Industrial relations: 9/10
Public finance and the role of the state: 5/10
Growth and unemployment: 4/10
External relations: 2/10
Greatest achievement: 'It will not surprise you if I say that the privatisation programme has probably been the most outstanding success of the Conservative years, not just in terms of the benefits it has brought to consumers in Britain but also in terms of our standing on the world scene. If you go to other countries, they talk of following the British example in privatising their state industries. If you're looking for one good thing, in my view that would be it.'
Greatest failure: 'On the not-so-good side, I think the tax regime is still quite burdensome. There has been a welcome shift from direct to indirect taxation but we have seen too many new taxes. Speaking from my point of view, both air passenger duty and the insurance premium tax were unwelcome.'
Greatest achievement: 'The very obvious one has to do with changes in the labour market, which have been fundamental and which have turned out to have had a far bigger effect than one would have dared hope at the time. It is a totally different world.'
Greatest failure: 'If there is one thing that has been completely maddening, it is the uniform business rate (UBR). It demonstrated an absolute refusal to have philosophical consistency in dealing with local government. Instead, ministers said: "We'll cap it, we'll run it, we'll centralise it". Companies spend much of their time appealing against the UBR and getting money back. It was the most extraordinary thing to introduce. When it came in, the whole idea that efficient, low-cost local authorities would be able to attract businesses by setting the rate at the right level, disappeared.

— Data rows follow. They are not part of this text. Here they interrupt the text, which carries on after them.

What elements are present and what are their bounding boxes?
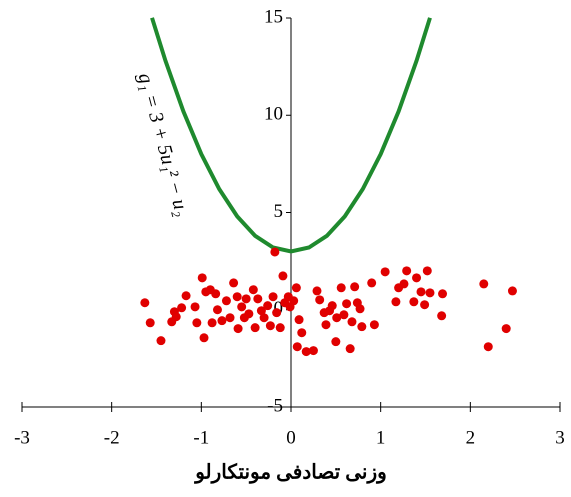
point bbox=[412, 273, 422, 283]
point bbox=[145, 318, 155, 328]
point bbox=[192, 318, 202, 328]
point bbox=[409, 297, 419, 307]
point bbox=[347, 317, 357, 327]
point bbox=[437, 311, 447, 321]
point bbox=[221, 296, 231, 306]
point bbox=[336, 283, 346, 293]
point bbox=[391, 297, 401, 307]
point bbox=[199, 333, 209, 343]
point bbox=[425, 288, 435, 298]
point bbox=[259, 313, 269, 323]
point bbox=[501, 324, 511, 334]
point bbox=[399, 279, 409, 289]
point bbox=[212, 305, 222, 315]
point bbox=[190, 302, 200, 312]
x-tick-label: -1 bbox=[193, 427, 209, 448]
point bbox=[321, 320, 331, 330]
point bbox=[244, 309, 254, 319]
curve bbox=[150, 17, 432, 254]
point bbox=[380, 267, 390, 277]
point bbox=[327, 301, 337, 311]
point bbox=[289, 296, 299, 306]
point bbox=[369, 320, 379, 330]
point bbox=[367, 278, 377, 288]
point bbox=[331, 337, 341, 347]
point bbox=[225, 313, 235, 323]
point bbox=[301, 347, 311, 357]
point bbox=[291, 283, 301, 293]
x-tick-label: 0 bbox=[286, 427, 296, 448]
point bbox=[211, 289, 221, 299]
point bbox=[507, 286, 517, 296]
point bbox=[402, 266, 412, 276]
point bbox=[315, 295, 325, 305]
point bbox=[422, 266, 432, 276]
point bbox=[479, 279, 489, 289]
x-tick-label: 1 bbox=[376, 427, 386, 448]
y-tick-label: 15 bbox=[264, 6, 283, 27]
point bbox=[229, 278, 239, 288]
point bbox=[171, 312, 181, 322]
point bbox=[250, 323, 260, 333]
point bbox=[140, 298, 150, 308]
point bbox=[265, 321, 275, 331]
point bbox=[270, 247, 280, 257]
point bbox=[342, 299, 352, 309]
point bbox=[248, 285, 258, 295]
point bbox=[241, 294, 251, 304]
point bbox=[232, 292, 242, 302]
point bbox=[181, 291, 191, 301]
x-axis-label: وزنی تصادفی مونتکارلو bbox=[193, 462, 387, 485]
y-tick-label: 5 bbox=[274, 201, 284, 222]
point bbox=[197, 273, 207, 283]
x-tick-label: -2 bbox=[104, 427, 120, 448]
point bbox=[339, 310, 349, 320]
point bbox=[420, 300, 430, 310]
point bbox=[483, 342, 493, 352]
point bbox=[275, 323, 285, 333]
x-tick-label: 3 bbox=[555, 427, 565, 448]
point bbox=[177, 303, 187, 313]
point bbox=[438, 289, 448, 299]
point bbox=[345, 344, 355, 354]
point bbox=[292, 342, 302, 352]
point bbox=[156, 336, 166, 346]
x-tick-label: -3 bbox=[14, 427, 30, 448]
point bbox=[350, 282, 360, 292]
point bbox=[297, 328, 307, 338]
point bbox=[207, 318, 217, 328]
point bbox=[256, 306, 266, 316]
point bbox=[355, 304, 365, 314]
curve-annotation: g₁ = 3 + 5u₁² − u₂ bbox=[134, 71, 193, 219]
point bbox=[263, 301, 273, 311]
x-tick-label: 2 bbox=[466, 427, 476, 448]
y-tick-label: 10 bbox=[264, 104, 283, 125]
point bbox=[278, 271, 288, 281]
point bbox=[294, 315, 304, 325]
point bbox=[233, 324, 243, 334]
point bbox=[272, 308, 282, 318]
point bbox=[332, 313, 342, 323]
point bbox=[217, 316, 227, 326]
point bbox=[237, 302, 247, 312]
point bbox=[268, 292, 278, 302]
point bbox=[253, 294, 263, 304]
point bbox=[416, 287, 426, 297]
point bbox=[308, 346, 318, 356]
y-tick-label: -5 bbox=[267, 395, 283, 416]
point bbox=[312, 286, 322, 296]
point bbox=[357, 322, 367, 332]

Instead, they were told what the UBR would be.'
Greatest achievement: 'What we have got is a sense of stability. We know what the rules are, and we know who makes them. You don't wake up in the morning and think: "Oh God, what's going to happen next"? When you cast your mind back all those years ago, things were constantly changing, there was tremendous uncertainty.'
Greatest failure: 'There is no doubt that where the Government has allowed things to go wrong is in the tremendous argument with Europe. The issue is not BSE or the single currency, it is that we are seen as being outsiders.

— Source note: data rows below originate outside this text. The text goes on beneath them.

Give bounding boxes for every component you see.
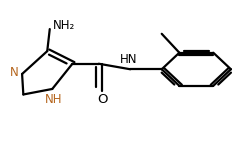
Text: HN: HN (120, 52, 137, 66)
Text: N: N (10, 66, 18, 79)
Text: NH: NH (45, 93, 62, 106)
Text: O: O (97, 93, 107, 106)
Text: NH₂: NH₂ (52, 19, 74, 32)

The only point of being part of Europe is being an insider. That is a tragedy for business and it is the Tory party - not the country - which has done this.'
Greatest achievement: 'Definitely the Conservative Party's early reduction of personal taxes which created tremendous incentives throughout the country.'
Greatest failure: 'The worst thing they did - or did not do - was fail to cut the cost of government sufficiently.'
Greatest achievement: 'From my point of view it has to be privatisation, and one particular aspect of it. It has set very demanding standards for industry for the better. Years ago the service side of our business set its standards according to the public sector. If they took eight weeks to install a telephone or four weeks for a call-out, our service department would take four weeks to mend a camera. Once privatisation came along, the standards of service improved, and those of us who were sharp enough in the private sector jumped the gun and started to improve what we did - getting a man out to do a repair on the day of the call, and so on. This has been good for business and good for the country.'
Greatest failure: 'The Government has allowed too much regulation to creep in in an uncoordinated way, from trading standards, Europe, etc. We have become massively over-regulated and the sum of the parts doesn't add up to a coherent whole. There is a massive amount of small print and needless bureaucracy.'.